Les expériences de Cooper et Kaplan ont débouché sur la proposition d’une nouvelle méthode de calcul des coûts, à savoir, l’Activity Based Costing ou la comptabilité par activités (CA). Depuis ce temps, la CA a suscité beaucoup de débats sur sa pertinence, son utilité, ses avantages et les conditions de son adoption.

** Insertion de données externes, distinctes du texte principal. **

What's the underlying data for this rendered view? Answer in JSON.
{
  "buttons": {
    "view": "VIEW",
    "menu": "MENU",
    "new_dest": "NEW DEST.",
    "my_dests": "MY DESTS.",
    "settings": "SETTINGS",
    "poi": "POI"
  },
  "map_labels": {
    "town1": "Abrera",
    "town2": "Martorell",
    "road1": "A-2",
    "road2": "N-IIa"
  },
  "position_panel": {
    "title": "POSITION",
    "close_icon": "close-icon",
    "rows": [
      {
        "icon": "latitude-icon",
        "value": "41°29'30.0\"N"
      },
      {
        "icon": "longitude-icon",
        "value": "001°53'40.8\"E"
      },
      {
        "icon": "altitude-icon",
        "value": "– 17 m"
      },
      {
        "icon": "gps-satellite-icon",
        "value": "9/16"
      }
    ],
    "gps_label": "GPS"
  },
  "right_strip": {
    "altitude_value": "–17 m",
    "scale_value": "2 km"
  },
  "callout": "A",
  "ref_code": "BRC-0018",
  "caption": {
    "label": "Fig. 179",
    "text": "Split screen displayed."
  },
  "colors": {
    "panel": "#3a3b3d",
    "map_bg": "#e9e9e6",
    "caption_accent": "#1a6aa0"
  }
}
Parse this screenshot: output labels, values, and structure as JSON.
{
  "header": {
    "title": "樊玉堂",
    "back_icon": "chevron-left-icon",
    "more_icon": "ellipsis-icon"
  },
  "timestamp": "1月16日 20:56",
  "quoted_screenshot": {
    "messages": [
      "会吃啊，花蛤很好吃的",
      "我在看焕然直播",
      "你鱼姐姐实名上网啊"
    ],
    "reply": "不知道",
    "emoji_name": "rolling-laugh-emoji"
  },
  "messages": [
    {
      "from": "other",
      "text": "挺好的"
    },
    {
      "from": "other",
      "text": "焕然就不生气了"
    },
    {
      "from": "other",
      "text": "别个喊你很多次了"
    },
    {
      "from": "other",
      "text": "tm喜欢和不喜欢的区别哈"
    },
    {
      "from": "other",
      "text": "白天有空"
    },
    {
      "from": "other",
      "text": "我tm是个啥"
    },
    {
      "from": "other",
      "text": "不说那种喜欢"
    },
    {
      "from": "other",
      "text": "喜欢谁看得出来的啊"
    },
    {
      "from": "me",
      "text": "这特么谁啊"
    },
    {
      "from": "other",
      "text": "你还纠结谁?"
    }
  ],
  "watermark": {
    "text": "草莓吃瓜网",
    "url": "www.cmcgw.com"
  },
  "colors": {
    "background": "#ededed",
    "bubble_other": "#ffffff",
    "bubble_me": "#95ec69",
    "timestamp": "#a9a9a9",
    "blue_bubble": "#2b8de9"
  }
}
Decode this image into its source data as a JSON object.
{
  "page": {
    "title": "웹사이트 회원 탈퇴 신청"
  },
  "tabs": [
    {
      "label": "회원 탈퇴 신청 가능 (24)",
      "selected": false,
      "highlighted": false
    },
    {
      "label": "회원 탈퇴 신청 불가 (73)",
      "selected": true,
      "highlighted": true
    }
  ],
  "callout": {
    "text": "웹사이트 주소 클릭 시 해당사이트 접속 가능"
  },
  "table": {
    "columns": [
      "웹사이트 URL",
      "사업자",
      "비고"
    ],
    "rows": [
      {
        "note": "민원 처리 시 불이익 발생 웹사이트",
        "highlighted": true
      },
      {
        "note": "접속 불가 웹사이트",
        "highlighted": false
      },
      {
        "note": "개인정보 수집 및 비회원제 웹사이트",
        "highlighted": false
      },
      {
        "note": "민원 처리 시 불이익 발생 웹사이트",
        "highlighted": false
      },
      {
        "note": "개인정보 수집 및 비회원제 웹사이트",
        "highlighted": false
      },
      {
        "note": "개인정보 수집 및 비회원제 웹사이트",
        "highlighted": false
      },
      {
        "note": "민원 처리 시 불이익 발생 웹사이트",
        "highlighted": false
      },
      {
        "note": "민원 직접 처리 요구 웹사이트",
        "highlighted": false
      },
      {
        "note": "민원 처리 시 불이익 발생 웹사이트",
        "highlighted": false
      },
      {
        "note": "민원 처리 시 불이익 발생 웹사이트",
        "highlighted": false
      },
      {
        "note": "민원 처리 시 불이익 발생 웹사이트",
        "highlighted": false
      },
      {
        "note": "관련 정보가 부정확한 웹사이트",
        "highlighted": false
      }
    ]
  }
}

Les logiques explicatives de la diffusion de la CA : l’influence des facteurs contextuels 

La comptabilité par activités a la particularité de partir du terrain et a fait par la suite l’objet d’une théorisation (Godowski, 2001). Durant les années 80, elle a été expérimentée dans quelques usines aux Etats-Unis, puis à partir des années 90, elle s’est répandue dans les autres pays du monde. La première publication sur la CA date de 1988 (Staubus, 1988). Après cette date, plusieurs autres chercheurs se sont intéressés à cet outil de gestion, notamment à son architecture, au processus de son implantation et de sa diffusion ainsi qu’à son impact sur la performance. Dans la présente recherche, nous nous situons au niveau des recherches sur le processus d’implantation de la CA.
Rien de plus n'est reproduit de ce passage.